Chicago currently has six residential recycling collection zones. WM collects in three of those zones; in two zones collection is performed by city of Chicago workers; and in the sixth zone collection is performed by West Chicago, Illinois-based Lakeshore Recycling Systems, serving as a subcontractor to Sims Metal Management.
The BGA says that under city rules, just one plastic bag or food item spotted in a recycling bin by crews “could mean the whole bin is labeled ‘grossly contaminated,’ and its contents taken to a landfill.”
The BGA found Chicago residents who objected to their recyclables being diverted by WM, including one in a north Chicago neighborhood who said his blue bin has been tagged as being contaminated seven times since late 2015 despite his knowledge of and attention to what belongs in the bin.

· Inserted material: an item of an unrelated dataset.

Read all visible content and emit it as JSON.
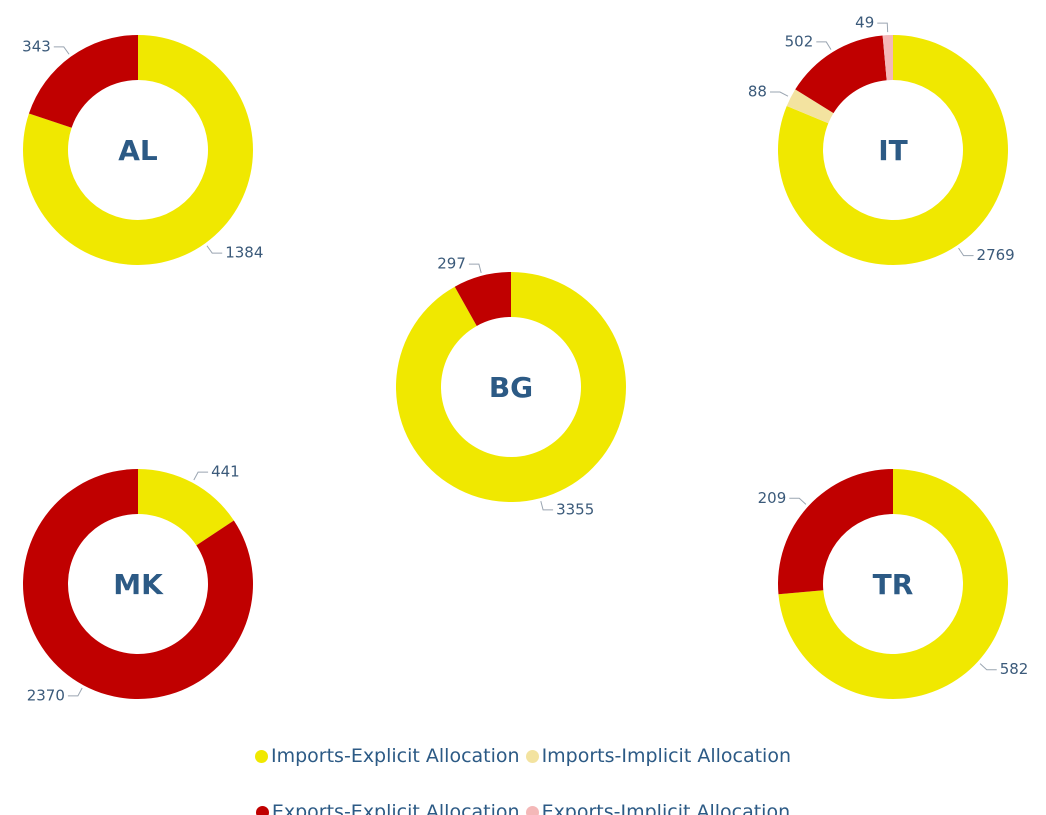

Another resident expressed similar frustration with her bin being tagged, saying “The city of Chicago is being ripped off with how they’re handling recycling.”
In addition to faulting WM for its enthusiasm to tag bins as contaminated, the BGA accuses the city of Chicago of failing to monitor or enforce reporting requirements that could have discovered the contamination rate discrepancy before the BGA did.
The BGA calculates that the contents of contaminated bins tagged by Waste Management and sent to landfills may mean “about 5,000 tons of recyclables have been diverted” away from recycling centers.